In a heroic act of altruism, my mom, who lives on the other side of the country, offered to watch our two daughters so my husband and I could go on a cruise to Alaska. Her one antiquated request beforehand: a paper map of our town. “I like being able to get a sense of the big picture when I’m in a new place,” she said.
I didn’t even know where to find a paper map! In the age of ever-present GPS navigation, a physical map seemed as antiquated as a horse and buggy.
Then an odd thing happened. My husband and I left for Alaska, where we used—wait for it—paper maps.

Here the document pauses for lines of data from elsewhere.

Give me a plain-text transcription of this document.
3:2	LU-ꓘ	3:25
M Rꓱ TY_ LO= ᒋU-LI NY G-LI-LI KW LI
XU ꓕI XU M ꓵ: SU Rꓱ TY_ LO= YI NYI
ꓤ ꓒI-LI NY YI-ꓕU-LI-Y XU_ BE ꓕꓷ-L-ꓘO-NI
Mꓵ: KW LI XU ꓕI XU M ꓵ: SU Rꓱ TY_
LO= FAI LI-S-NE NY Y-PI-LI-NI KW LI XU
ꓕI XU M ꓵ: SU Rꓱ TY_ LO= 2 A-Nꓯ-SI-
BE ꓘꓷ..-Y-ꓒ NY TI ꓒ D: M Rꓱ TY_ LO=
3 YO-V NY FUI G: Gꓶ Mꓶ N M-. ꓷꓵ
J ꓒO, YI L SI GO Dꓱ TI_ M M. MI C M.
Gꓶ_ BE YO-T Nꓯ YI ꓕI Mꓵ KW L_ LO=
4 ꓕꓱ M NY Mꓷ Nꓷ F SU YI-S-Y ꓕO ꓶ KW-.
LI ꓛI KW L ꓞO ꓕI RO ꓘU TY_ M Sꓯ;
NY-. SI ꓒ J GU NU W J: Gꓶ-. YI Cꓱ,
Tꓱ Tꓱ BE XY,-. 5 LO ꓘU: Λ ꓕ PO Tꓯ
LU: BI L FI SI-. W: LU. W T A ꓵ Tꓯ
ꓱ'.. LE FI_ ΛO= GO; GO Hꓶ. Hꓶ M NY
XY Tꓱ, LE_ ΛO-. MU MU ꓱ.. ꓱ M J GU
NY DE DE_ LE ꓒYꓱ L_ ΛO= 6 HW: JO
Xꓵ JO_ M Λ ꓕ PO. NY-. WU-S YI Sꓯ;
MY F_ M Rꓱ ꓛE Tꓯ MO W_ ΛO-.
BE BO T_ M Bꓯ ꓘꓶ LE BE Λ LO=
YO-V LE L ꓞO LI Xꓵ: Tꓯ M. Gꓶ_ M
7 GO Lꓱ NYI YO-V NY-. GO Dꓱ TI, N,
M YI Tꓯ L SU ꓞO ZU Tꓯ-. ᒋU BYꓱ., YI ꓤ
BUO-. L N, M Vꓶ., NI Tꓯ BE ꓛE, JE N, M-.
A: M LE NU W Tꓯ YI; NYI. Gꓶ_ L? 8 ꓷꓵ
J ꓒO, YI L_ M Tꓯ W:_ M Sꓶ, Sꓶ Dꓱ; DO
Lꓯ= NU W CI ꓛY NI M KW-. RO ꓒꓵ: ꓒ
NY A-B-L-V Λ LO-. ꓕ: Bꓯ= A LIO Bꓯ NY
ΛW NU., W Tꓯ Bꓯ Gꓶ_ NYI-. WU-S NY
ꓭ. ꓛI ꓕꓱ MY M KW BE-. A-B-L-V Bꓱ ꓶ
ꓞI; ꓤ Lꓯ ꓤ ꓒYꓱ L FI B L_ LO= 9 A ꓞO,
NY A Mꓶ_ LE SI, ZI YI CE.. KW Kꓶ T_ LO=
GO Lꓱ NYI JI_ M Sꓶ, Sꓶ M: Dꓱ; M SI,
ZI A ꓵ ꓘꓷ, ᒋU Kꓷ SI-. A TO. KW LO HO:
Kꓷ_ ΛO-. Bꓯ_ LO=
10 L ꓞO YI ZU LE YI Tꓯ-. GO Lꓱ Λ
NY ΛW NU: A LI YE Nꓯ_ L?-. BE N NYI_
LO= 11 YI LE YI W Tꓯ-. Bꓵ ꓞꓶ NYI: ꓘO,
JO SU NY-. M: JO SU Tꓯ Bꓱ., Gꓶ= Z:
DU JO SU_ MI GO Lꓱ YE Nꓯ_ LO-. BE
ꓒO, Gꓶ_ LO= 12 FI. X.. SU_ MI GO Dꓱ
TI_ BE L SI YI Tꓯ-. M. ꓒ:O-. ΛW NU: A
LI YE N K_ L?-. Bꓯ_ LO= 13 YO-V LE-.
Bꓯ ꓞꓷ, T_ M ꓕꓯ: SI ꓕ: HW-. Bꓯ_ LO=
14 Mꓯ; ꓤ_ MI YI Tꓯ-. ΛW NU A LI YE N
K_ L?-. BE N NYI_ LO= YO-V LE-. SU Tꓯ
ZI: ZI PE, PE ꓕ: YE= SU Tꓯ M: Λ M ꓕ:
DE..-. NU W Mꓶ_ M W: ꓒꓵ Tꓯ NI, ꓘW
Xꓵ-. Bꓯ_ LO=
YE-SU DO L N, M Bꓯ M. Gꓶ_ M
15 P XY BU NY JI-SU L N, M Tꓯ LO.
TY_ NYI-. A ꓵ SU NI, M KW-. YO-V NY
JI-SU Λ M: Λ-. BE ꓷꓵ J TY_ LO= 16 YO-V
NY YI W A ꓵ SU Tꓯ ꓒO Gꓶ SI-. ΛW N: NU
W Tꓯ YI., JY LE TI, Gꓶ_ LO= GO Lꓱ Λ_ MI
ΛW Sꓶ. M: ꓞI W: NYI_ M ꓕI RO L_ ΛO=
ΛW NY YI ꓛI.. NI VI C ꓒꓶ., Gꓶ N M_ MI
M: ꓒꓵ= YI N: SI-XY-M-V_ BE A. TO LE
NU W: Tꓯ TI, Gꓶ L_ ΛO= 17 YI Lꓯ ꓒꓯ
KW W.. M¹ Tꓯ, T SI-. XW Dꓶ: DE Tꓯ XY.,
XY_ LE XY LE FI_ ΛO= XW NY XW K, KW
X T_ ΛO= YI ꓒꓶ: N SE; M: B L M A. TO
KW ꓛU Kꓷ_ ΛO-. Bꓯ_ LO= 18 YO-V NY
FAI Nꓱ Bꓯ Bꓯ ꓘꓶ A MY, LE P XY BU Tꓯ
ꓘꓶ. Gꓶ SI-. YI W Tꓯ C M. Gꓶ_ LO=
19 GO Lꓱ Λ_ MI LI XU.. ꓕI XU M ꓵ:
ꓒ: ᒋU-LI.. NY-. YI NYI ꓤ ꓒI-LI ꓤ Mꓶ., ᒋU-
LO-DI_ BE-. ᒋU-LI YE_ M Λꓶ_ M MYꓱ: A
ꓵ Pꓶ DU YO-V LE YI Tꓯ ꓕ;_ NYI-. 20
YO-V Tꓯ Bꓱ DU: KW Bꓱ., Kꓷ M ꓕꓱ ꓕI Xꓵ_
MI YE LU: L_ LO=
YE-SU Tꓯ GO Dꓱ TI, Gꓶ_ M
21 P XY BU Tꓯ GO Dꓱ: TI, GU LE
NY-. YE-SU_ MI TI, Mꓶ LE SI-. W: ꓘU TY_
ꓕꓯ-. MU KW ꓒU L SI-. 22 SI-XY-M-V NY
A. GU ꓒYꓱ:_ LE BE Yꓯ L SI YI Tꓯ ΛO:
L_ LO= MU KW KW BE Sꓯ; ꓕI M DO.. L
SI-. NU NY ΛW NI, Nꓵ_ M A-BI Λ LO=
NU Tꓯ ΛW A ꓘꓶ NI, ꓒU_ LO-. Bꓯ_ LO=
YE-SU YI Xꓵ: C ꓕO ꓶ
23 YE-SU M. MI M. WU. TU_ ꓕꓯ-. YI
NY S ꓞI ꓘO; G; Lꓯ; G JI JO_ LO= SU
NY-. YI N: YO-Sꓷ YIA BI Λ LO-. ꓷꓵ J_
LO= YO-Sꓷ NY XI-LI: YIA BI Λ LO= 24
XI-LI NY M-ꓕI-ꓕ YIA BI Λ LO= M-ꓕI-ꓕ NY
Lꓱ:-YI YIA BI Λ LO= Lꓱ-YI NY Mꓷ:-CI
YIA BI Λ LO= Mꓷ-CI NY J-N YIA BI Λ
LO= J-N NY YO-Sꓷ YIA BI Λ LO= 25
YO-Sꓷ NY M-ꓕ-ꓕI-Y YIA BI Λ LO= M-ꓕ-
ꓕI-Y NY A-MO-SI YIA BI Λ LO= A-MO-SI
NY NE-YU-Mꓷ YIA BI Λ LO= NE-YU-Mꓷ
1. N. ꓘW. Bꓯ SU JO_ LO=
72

Because we were out of our normal cell range and at one point out of the country, we kept the GPS turned off. So at every port where the cruise ship docked, we picked up a free paper map from the visitors center so we could get from point A to point B.
Researchers have long been interested in how humans navigate. A recent study by cognitive neuroscientist Thackery Brown at the University of Stanford suggests that goal-oriented travel is enabled by interactions between the hippocampus and the prefrontal cortex, while other parts of the brain acknowledge and sometimes pursue “sub-goals,” or stimuli encountered along the way to the original goal.
Interestingly, the brain handled both goals and spontaneous sub-goals more effectively than “non-goals.” As we move around places, we want to go somewhere.
I’m no neuroscientist, but I know that there is pleasure in using a real map to figure out one’s own way around a new town—and an even deeper pleasure in occasionally leaving the route. On a four-hour stopover in Victoria, Canada, my husband and I ambled down Dallas Road toward Cook Street, a neighborhood friend had told him about. As we walked, I was constantly diverted by impulsive sub-goals. For instance:
Sub-goal One: Hey, there’s a walking path along the coast here. Let’s take it.
Sub-goal Two: Look at that darling house down the street. I want to see it.
Sub-goal Three: A rose garden! I love roses!
And so on. Though we ostensibly had a goal in walking around Victoria, allowing ourselves to be temporarily sidetracked created a better sense of place than simply following the map would have. Every time we stepped off the planned route, we expanded the coverage area of our cognitive map, and we firmed it up too, since we needed to return eventually to our original route.
Walking has been shown to contribute to happiness, creativity, calm, and clarity. Perhaps it’s when we approach our routes with a sense of openness and whimsy that getting from point A to point B does that best.
Next time, opt for a Distraction Walk. Set out with a goal in mind, like the store or the park (probably not work, unless you have a very understanding boss), and then allow yourself at least one curiosity-led side excursion. Admire a house on another street. Visit a dog. Photograph a bird. Navigational sub-goals will keep your internal GPS sharp and help you remember why you love living where you do.